Ek olarak, ilk sıra zaten dolu: burada toplu startta olduğu gibi on ila on iki motosiklet yan yana sıkıştırılmış, büyük ve küçük, scooter ve scooter, Vespa ve Moto Guzzi. Yeşile döndüğünde, motorlar sanki basit geçiş bir yarış pistiymiş gibi kükredi.
Neredeyse hiç bisiklet yolunun olmadığı üç milyonluk şehirde, bu Pazar günü teslimat hizmetleri ve Tiber kıyısındaki bisikletçiler hariç sekiz bisikletçiyle tanıştım. Tiber boyunca uzanan bisiklet rotası harikadır ve Tiber Adası’ndan Castel Sant’Angelo’ya yapılan tur kesinlikle bir zevk gezisi için tavsiye edilir.
Bisiklet yolları neredeyse görünmüyor
Ancak arada şehre dolambaçlı bir yoldan gitmek isterseniz, bisikletinizi nehir yatağının yanındaki patikadan dik merdivenlerden – yaklaşık 50 basamak – ter içinde sürüklemeniz gerekir. Çoğu pandemi sırasında ortaya çıkan pop-up’lar olan diğer bisiklet şeritlerini artık tespit etmek zor. Çoğunlukla, işaretleme boyası arabalardan çoktan sıyrılmıştır.
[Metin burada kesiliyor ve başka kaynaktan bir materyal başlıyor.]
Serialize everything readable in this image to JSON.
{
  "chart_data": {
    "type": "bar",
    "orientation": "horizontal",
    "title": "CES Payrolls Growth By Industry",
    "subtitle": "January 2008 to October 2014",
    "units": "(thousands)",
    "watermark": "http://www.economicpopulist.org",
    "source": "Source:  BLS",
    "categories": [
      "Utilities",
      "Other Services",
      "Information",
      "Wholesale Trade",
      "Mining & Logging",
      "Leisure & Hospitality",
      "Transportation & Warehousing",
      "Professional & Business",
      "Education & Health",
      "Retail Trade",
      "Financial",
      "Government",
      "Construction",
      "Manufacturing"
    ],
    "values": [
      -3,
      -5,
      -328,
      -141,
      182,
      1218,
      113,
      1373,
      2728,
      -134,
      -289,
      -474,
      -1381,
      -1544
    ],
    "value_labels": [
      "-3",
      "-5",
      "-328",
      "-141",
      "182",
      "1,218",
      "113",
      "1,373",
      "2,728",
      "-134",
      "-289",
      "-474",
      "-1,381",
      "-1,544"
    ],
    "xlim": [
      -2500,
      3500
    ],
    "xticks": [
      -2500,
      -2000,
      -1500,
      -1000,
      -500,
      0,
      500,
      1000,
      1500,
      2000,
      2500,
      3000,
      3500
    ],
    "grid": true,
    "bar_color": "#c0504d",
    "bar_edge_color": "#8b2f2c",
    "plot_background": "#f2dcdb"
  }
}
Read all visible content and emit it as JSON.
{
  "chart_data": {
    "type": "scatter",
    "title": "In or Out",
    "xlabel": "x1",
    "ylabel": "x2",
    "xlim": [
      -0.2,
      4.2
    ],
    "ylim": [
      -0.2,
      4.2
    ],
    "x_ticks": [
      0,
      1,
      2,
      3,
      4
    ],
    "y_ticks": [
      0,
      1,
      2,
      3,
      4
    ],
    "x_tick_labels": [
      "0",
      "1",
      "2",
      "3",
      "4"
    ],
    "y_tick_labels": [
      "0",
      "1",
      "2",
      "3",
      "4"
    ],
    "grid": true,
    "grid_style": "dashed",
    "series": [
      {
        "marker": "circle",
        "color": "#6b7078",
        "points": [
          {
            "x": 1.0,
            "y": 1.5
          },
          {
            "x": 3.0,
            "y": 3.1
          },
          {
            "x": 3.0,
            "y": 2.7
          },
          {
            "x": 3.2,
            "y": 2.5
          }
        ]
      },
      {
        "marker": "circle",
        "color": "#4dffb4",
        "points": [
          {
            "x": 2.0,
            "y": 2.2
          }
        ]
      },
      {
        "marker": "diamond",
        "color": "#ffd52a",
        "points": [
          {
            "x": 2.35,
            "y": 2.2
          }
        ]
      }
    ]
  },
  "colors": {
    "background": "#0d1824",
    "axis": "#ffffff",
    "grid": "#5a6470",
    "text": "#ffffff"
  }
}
Tiber’in yanındaki patikadan şehre dolambaçlı bir yoldan gitmek isterseniz, bisikletinizi birçok merdiven yukarı taşımalısınız.
Kaynak: Victoria Kraft
Romalıların pandemi sırasında onlarca kilometre bisiklet yolu inşa ettiği veya en azından işaretlediği yönündeki haberler doğru olamaz. Tanıştığım birkaç bisikletçi hep bir ağızdan: “Hayır, hayır, hayır, bu olamaz. Bizim için hiçbir şey yapmadılar! Yeni bisiklet yolları bilmiyorum ve her gün Roma’yı bisikletle dolaşırım. Bir Fiat şubesinde asistan olan 25 yaşındaki Cristina, “Covid’den önce yaptığım gibi, bisikletimle bir egzotik gibi hissediyorum” diyor.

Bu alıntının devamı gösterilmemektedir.